Salire all’ultimo piano della sua abitazione in viale Leopardi, quando ancora abitava a Lecce, era un atto di speranza per un giovane giornalista desideroso di trovare un editore che gli pubblicasse un libro scabroso, che altri editori si erano rifiutati di stampare. La sua affabile disponibilità e la dolce accoglienza di sua moglie Anna Grazia, rendevano tutto più facile, semplice, possibile. Era il mio secondo pamphlet ed era dedicato ad uno dei più imbarazzanti episodi di criminalità mafiosa nel Salento, l’assassinio dell’assessore repubblicana di Nardò Renata Fonte. Le speranze di vederlo stampato erano riposte solo in lui, Piero Manni, un editore impegnato e di sinistra, … e le speranze non furono deluse. La sua casa editrice, allora si chiamava “Edimanni”, pubblicò “Il caso Fonte” (1986), col sottotitolo “La prima vittima della mafia nel Salento”. Fu un successo editoriale la prima ricostruzione giornalistica di quella vicenda. Fu anche l’inizio di un’amicizia sincera, impregnata di stima reciproca, con lui e la sua famiglia, che, pur frequentandoci raramente, è rimasta intatta fino ad oggi. Come curatore e coautore, due anni dopo, la sua casa editrice, la “Piero Manni”, mi pubblicò un altro libro delicato per quei tempi di “cortina di ferro” e mondo diviso in blocchi, “Fianco Sud. Puglia, Mezzogiorno, Terzo Mondo: rapporto sui processi di militarizzazione” e, nel 1991, un altro ancora “Libano. Tra guerra e pace”, dove ero stato nel 1983, avendo avuto modo di seguire giornalisticamente l’atroce duplice attentato del 23 ottobre a Beirut. Ci siamo rivisti altre volte, abbiamo parlato di altri progetti, di nuovi libri da pubblicare, anche se non sono poi andati in porto.

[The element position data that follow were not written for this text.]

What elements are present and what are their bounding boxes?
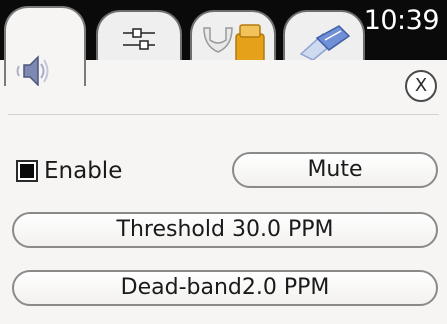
sliders-icon — [120, 24, 158, 54]
deadband-button[interactable]: Dead-band2.0 PPM — [12, 270, 438, 306]
enable-checkbox[interactable] — [16, 160, 38, 182]
speaker-icon — [12, 50, 54, 86]
enable-label: Enable — [44, 158, 123, 184]
checkbox-check-mark — [20, 164, 34, 178]
mute-button[interactable]: Mute — [232, 152, 438, 188]
divider — [8, 114, 439, 115]
tools-icon — [200, 22, 272, 63]
tab-bar: 10:39 — [0, 0, 447, 86]
close-button[interactable]: X — [405, 70, 437, 102]
enable-checkbox-row[interactable]: Enable — [16, 153, 122, 189]
threshold-button[interactable]: Threshold 30.0 PPM — [12, 212, 438, 248]
comm-icon — [295, 20, 357, 62]
tab-audio[interactable] — [4, 6, 86, 86]
screen: 10:39 X Enable Mute Threshold 30.0 PPM D… — [0, 0, 447, 324]
clock: 10:39 — [363, 5, 440, 36]
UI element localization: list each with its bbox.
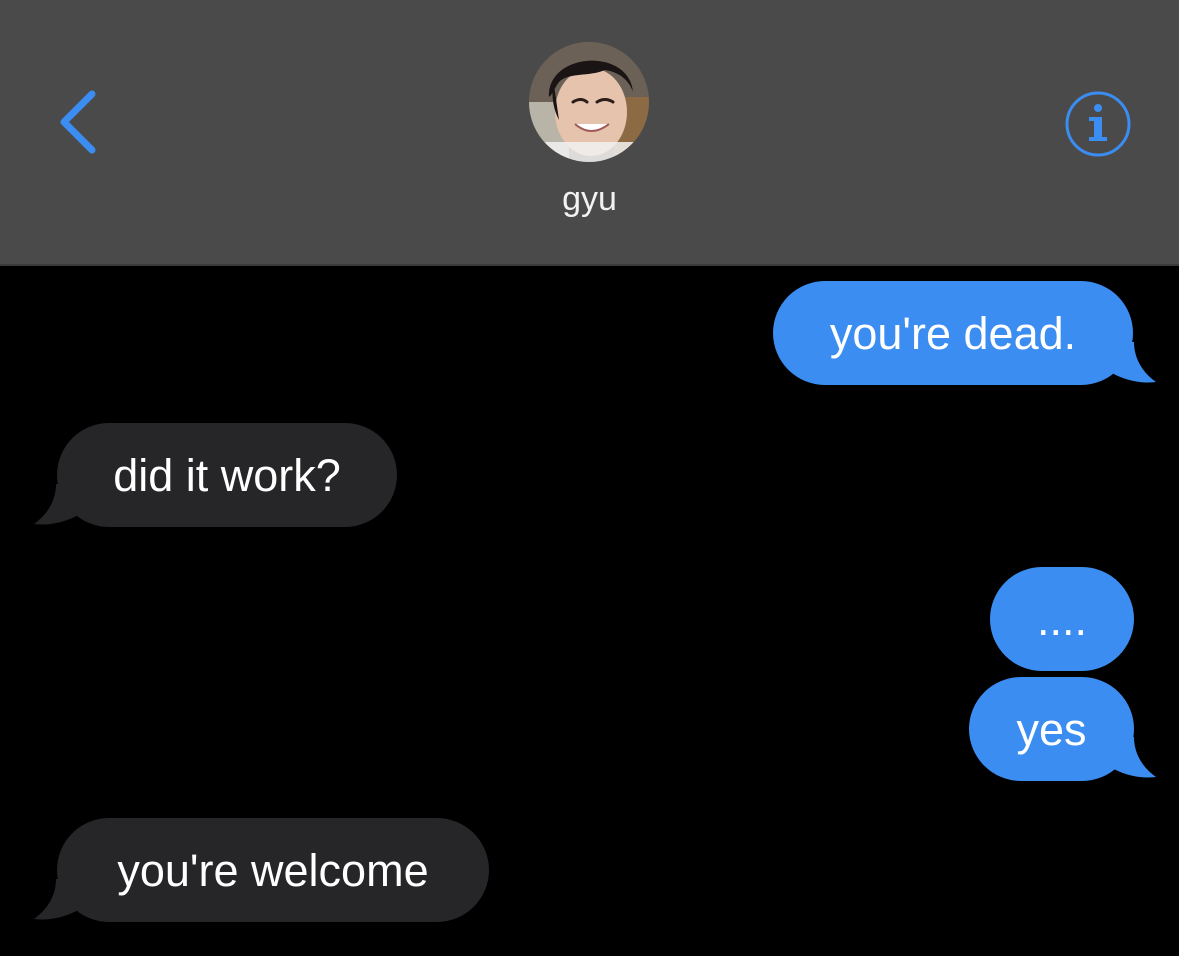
info-button[interactable]: [1064, 90, 1132, 158]
message-text: you're welcome: [117, 844, 429, 896]
message-text: ....: [1036, 593, 1087, 645]
bubble-tail-icon: [1110, 737, 1156, 778]
message-thread[interactable]: you're dead. did it work? .... yes you'r…: [0, 266, 1179, 956]
contact-avatar[interactable]: [529, 42, 649, 162]
message-text: you're dead.: [829, 307, 1077, 359]
message-bubble-incoming[interactable]: you're welcome: [57, 818, 489, 922]
contact-photo: [529, 42, 649, 162]
info-circle-icon: [1065, 91, 1131, 157]
message-text: yes: [1016, 703, 1087, 755]
message-bubble-incoming[interactable]: did it work?: [57, 423, 397, 527]
chevron-left-icon: [60, 90, 96, 154]
message-bubble-outgoing[interactable]: you're dead.: [773, 281, 1133, 385]
conversation-header: gyu: [0, 0, 1179, 266]
contact-name[interactable]: gyu: [0, 180, 1179, 219]
message-bubble-outgoing[interactable]: ....: [990, 567, 1134, 671]
bubble-tail-icon: [1110, 342, 1156, 383]
message-text: did it work?: [113, 449, 341, 501]
back-button[interactable]: [50, 84, 110, 164]
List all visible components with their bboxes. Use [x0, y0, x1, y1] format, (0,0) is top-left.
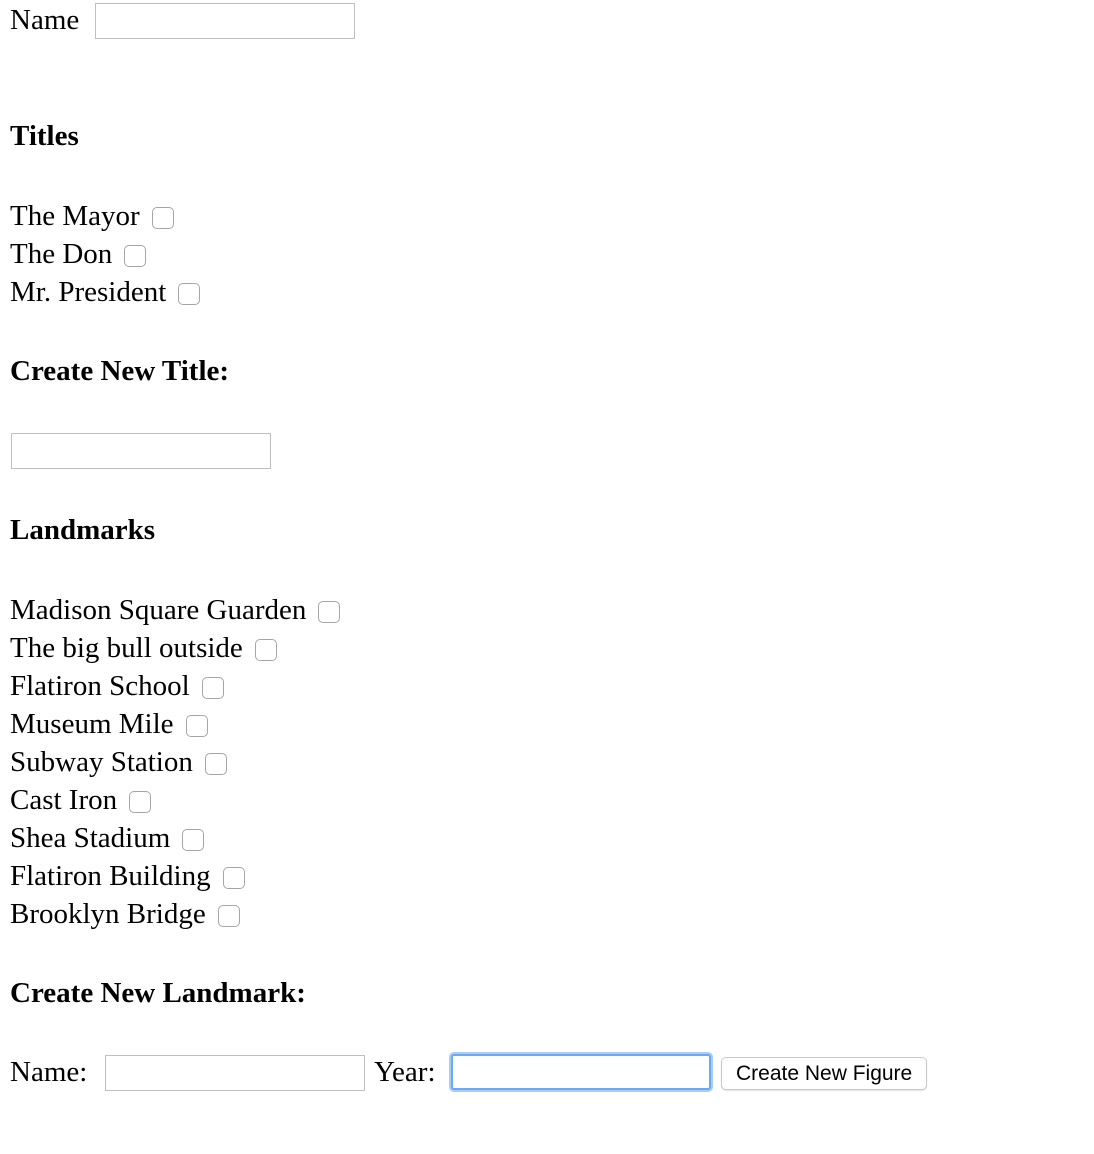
create-new-figure-button[interactable]: Create New Figure [721, 1057, 928, 1090]
titles-heading: Titles [10, 120, 79, 152]
name-label: Name [10, 4, 80, 36]
title-item-the-mayor: The Mayor [10, 197, 200, 235]
title-checkbox-mr-president[interactable] [178, 283, 201, 305]
landmark-checkbox-museum-mile[interactable] [185, 715, 208, 737]
title-item-mr-president: Mr. President [10, 273, 201, 311]
create-title-heading: Create New Title: [10, 355, 230, 387]
landmark-item: Flatiron School [10, 667, 340, 705]
landmark-item: Shea Stadium [10, 819, 340, 857]
landmark-checkbox-brooklyn-bridge[interactable] [217, 905, 240, 927]
landmark-item-label: The big bull outside [10, 631, 243, 664]
landmark-item-label: Shea Stadium [10, 821, 171, 854]
landmark-checkbox-subway-station[interactable] [204, 753, 227, 775]
landmark-checkbox-the-big-bull-outside[interactable] [254, 639, 277, 661]
landmark-year-input[interactable] [451, 1054, 711, 1090]
landmark-item-label: Madison Square Guarden [10, 593, 307, 626]
new-title-input[interactable] [11, 433, 271, 469]
title-checkbox-the-mayor[interactable] [151, 207, 174, 229]
title-item-label: The Don [10, 237, 113, 270]
landmark-year-label: Year: [374, 1056, 436, 1088]
landmark-item: Brooklyn Bridge [10, 895, 340, 933]
landmark-checkbox-flatiron-building[interactable] [222, 867, 245, 889]
landmark-item-label: Flatiron School [10, 669, 190, 702]
landmark-item-label: Brooklyn Bridge [10, 897, 206, 930]
landmark-checkbox-shea-stadium[interactable] [182, 829, 205, 851]
landmark-checkbox-flatiron-school[interactable] [201, 677, 224, 699]
title-checkbox-the-don[interactable] [124, 245, 147, 267]
landmark-item-label: Subway Station [10, 745, 193, 778]
landmark-item-label: Museum Mile [10, 707, 174, 740]
name-input[interactable] [95, 3, 355, 39]
title-item-label: Mr. President [10, 275, 167, 308]
landmark-item: Flatiron Building [10, 857, 340, 895]
landmarks-heading: Landmarks [10, 514, 156, 546]
create-landmark-heading: Create New Landmark: [10, 977, 306, 1009]
landmark-name-label: Name: [10, 1056, 88, 1088]
landmark-item-label: Flatiron Building [10, 859, 211, 892]
landmark-item: Cast Iron [10, 781, 340, 819]
title-item-the-don: The Don [10, 235, 200, 273]
landmark-item-label: Cast Iron [10, 783, 118, 816]
landmark-checkbox-madison-square-guarden[interactable] [318, 601, 341, 623]
landmarks-list: Madison Square Guarden The big bull outs… [10, 591, 341, 933]
titles-list: The Mayor The Don Mr. President [10, 197, 201, 311]
landmark-name-input[interactable] [105, 1055, 365, 1091]
landmark-item: Museum Mile [10, 705, 340, 743]
landmark-item: Subway Station [10, 743, 340, 781]
landmark-checkbox-cast-iron[interactable] [129, 791, 152, 813]
landmark-item: Madison Square Guarden [10, 591, 341, 629]
landmark-item: The big bull outside [10, 629, 340, 667]
title-item-label: The Mayor [10, 199, 140, 232]
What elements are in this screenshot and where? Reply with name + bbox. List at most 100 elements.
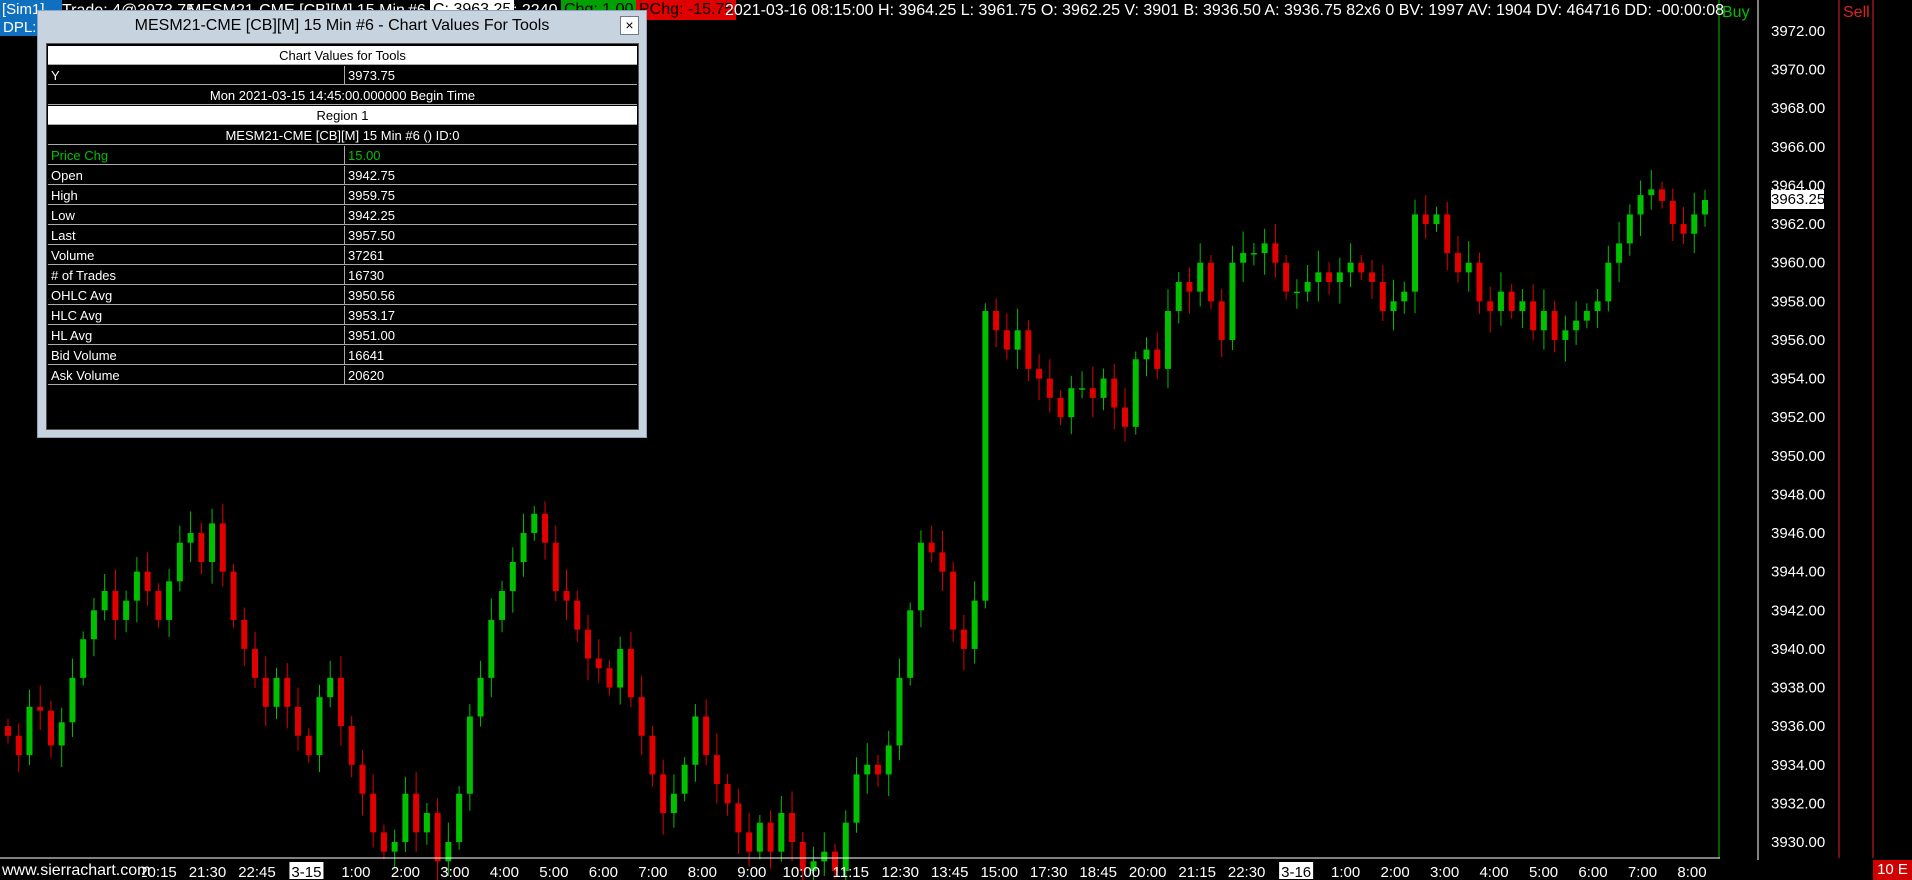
row-label: Low (51, 208, 75, 223)
price-axis-labels: 3972.003970.003968.003966.003964.003962.… (1771, 23, 1825, 851)
candle-body (617, 648, 624, 688)
candle-body (370, 793, 377, 833)
time-tick-label: 9:00 (737, 864, 766, 880)
price-tick-label: 3968.00 (1771, 100, 1825, 117)
candle-body (1122, 407, 1129, 427)
candle-body (1175, 282, 1182, 311)
price-tick-label: 3936.00 (1771, 718, 1825, 735)
candle-body (37, 706, 44, 711)
candle-body (1562, 330, 1569, 340)
candle-body (1272, 243, 1279, 263)
candle-body (681, 764, 688, 794)
sierrachart-watermark: www.sierrachart.com (0, 861, 151, 880)
candle-body (434, 813, 441, 862)
candle-body (488, 619, 495, 678)
candle-body (1702, 199, 1708, 215)
candle-body (1444, 214, 1451, 254)
study-row: MESM21-CME [CB][M] 15 Min #6 () ID:0 (48, 126, 637, 145)
y-label: Y (51, 68, 60, 83)
time-tick-label: 2:00 (391, 864, 420, 880)
table-row: Last 3957.50 (48, 226, 637, 245)
candle-body (703, 716, 710, 756)
price-tick-label: 3948.00 (1771, 486, 1825, 503)
candle-body (1197, 262, 1204, 292)
price-tick-label: 3962.00 (1771, 216, 1825, 233)
row-value: 3951.00 (348, 328, 395, 343)
candle-body (402, 793, 409, 842)
candle-body (1540, 310, 1547, 331)
candle-body (638, 697, 645, 736)
candle-body (1186, 282, 1193, 292)
candle-body (58, 722, 65, 746)
candle-body (692, 716, 699, 765)
candle-body (735, 803, 742, 833)
buy-column-label[interactable]: Buy (1722, 4, 1750, 22)
candle-body (928, 542, 935, 553)
chart-values-window[interactable]: MESM21-CME [CB][M] 15 Min #6 - Chart Val… (37, 10, 647, 438)
time-tick-label: 18:45 (1079, 864, 1117, 880)
candle-body (348, 726, 355, 765)
candle-body (112, 590, 119, 620)
table-row: Open 3942.75 (48, 166, 637, 185)
dpl-label: DPL: (0, 19, 37, 36)
row-value: 3953.17 (348, 308, 395, 323)
row-value: 16641 (348, 348, 385, 363)
close-button[interactable]: × (620, 16, 639, 35)
candle-body (1519, 301, 1526, 311)
candle-body (1207, 262, 1214, 302)
row-value: 15.00 (348, 148, 381, 163)
candle-body (1691, 214, 1698, 234)
candle-body (1508, 291, 1515, 311)
sell-column-label[interactable]: Sell (1843, 4, 1870, 22)
row-label: Bid Volume (51, 348, 117, 363)
price-tick-label: 3930.00 (1771, 834, 1825, 851)
candle-body (939, 552, 946, 572)
row-value: 37261 (348, 248, 385, 263)
time-tick-label: 1:00 (1331, 864, 1360, 880)
candle-body (1401, 291, 1408, 302)
candle-body (1336, 272, 1343, 283)
candle-body (552, 542, 559, 591)
row-value: 3957.50 (348, 228, 395, 243)
candle-body (853, 774, 860, 823)
row-label: Price Chg (51, 148, 109, 163)
candle-body (209, 523, 216, 563)
candle-body (1412, 214, 1419, 292)
candle-body (1229, 262, 1236, 340)
candle-body (391, 842, 398, 852)
candle-body (413, 793, 420, 833)
candle-body (563, 590, 570, 601)
corner-status-tag: 10 E (1873, 860, 1912, 880)
candle-body (26, 706, 33, 756)
candle-body (1057, 397, 1064, 418)
candle-body (1476, 262, 1483, 302)
time-tick-label: 3:00 (440, 864, 469, 880)
candle-body (1304, 282, 1311, 292)
candle-body (1358, 262, 1365, 273)
price-tick-label: 3972.00 (1771, 23, 1825, 40)
candle-body (80, 639, 87, 678)
candle-body (1240, 253, 1247, 263)
candle-body (1648, 189, 1655, 196)
candle-body (713, 755, 720, 785)
candle-body (1465, 262, 1472, 273)
price-tick-label: 3942.00 (1771, 602, 1825, 619)
price-tick-label: 3932.00 (1771, 795, 1825, 812)
candle-body (273, 677, 280, 707)
candle-body (874, 764, 881, 775)
candle-body (380, 832, 387, 852)
candle-body (1089, 388, 1096, 398)
time-tick-label: 11:15 (833, 864, 869, 880)
window-titlebar[interactable]: MESM21-CME [CB][M] 15 Min #6 - Chart Val… (38, 11, 646, 41)
candle-body (993, 310, 1000, 331)
time-tick-label: 21:30 (189, 864, 227, 880)
candle-body (520, 533, 527, 563)
candle-body (896, 677, 903, 746)
candle-body (327, 677, 334, 698)
candle-body (917, 542, 924, 611)
candle-body (982, 310, 989, 601)
row-value: 3942.75 (348, 168, 395, 183)
candle-body (262, 677, 269, 707)
row-label: HLC Avg (51, 308, 103, 323)
candle-body (649, 735, 656, 775)
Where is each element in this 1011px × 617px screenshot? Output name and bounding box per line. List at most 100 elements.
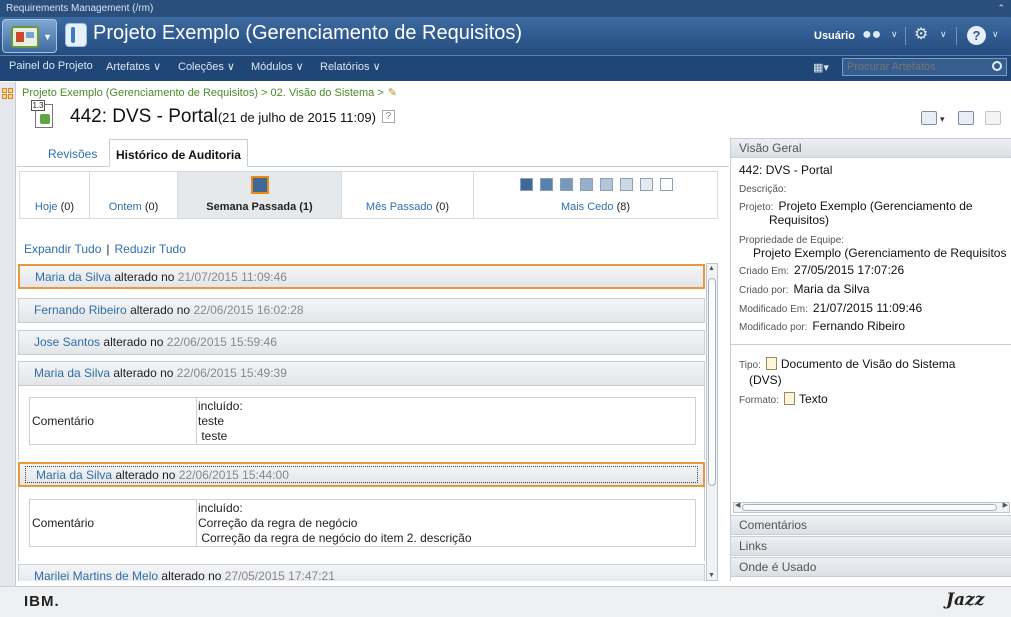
audit-entry[interactable]: Fernando Ribeiro alterado no 22/06/2015 …: [18, 298, 705, 323]
created-row: Criado Em: 27/05/2015 17:07:26: [739, 263, 904, 277]
main-nav: Painel do Projeto Artefatos ∨ Coleções ∨…: [0, 55, 1011, 81]
users-menu-chevron-icon[interactable]: ∨: [891, 29, 898, 40]
filter-mais-cedo-label[interactable]: Mais Cedo: [561, 201, 614, 213]
collapse-all-link[interactable]: Reduzir Tudo: [115, 242, 186, 256]
gear-icon[interactable]: ⚙: [914, 26, 928, 44]
period-square: [540, 178, 553, 191]
audit-user[interactable]: Jose Santos: [34, 335, 100, 349]
collapse-header-icon[interactable]: ⌃: [997, 0, 1005, 17]
type-label: Tipo:: [739, 360, 761, 371]
scrollbar-thumb[interactable]: [708, 278, 716, 486]
tab-historico-de-auditoria[interactable]: Histórico de Auditoria: [109, 139, 248, 167]
window-title-bar: Requirements Management (/rm) ⌃: [0, 0, 1011, 17]
breadcrumb[interactable]: Projeto Exemplo (Gerenciamento de Requis…: [22, 86, 397, 99]
change-value-detail: Correção da regra de negócio do item 2. …: [198, 531, 472, 545]
artifact-date: (21 de julho de 2015 11:09): [217, 110, 376, 125]
audit-entry[interactable]: Jose Santos alterado no 22/06/2015 15:59…: [18, 330, 705, 355]
settings-menu-chevron-icon[interactable]: ∨: [940, 29, 947, 40]
audit-entry[interactable]: Maria da Silva alterado no 22/06/2015 15…: [18, 361, 705, 386]
filter-mais-cedo[interactable]: Mais Cedo (8): [474, 172, 717, 218]
scroll-left-icon[interactable]: ◀: [735, 501, 740, 509]
nav-painel-do-projeto[interactable]: Painel do Projeto: [9, 60, 93, 72]
change-table: Comentário incluído: teste teste: [29, 397, 696, 445]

L’ultima volta il 13 dicembre dell’anno scorso,  alla presentazione del libro del direttore di “Quotidiano”, Claudio Scamardella, “Le colpe del Sud” (Manni Editori), presso le officine Cantelmo di Lecce. Un grande piacere rivederlo, una stretta di mano vigorosa, nonostante il suo corpo diventato gracile, ci mette fisicamente in contatto. Piero, come stai? Un monosillabo più che eloquente per risposta, accompagnato da un sorriso sofferente: “Heee….!”. Ciao, Piero, non scorderò mai la tua disponibilità, il tuo impegno e la tua passione per la politica e la letteratura… un esempio per le nuove generazioni!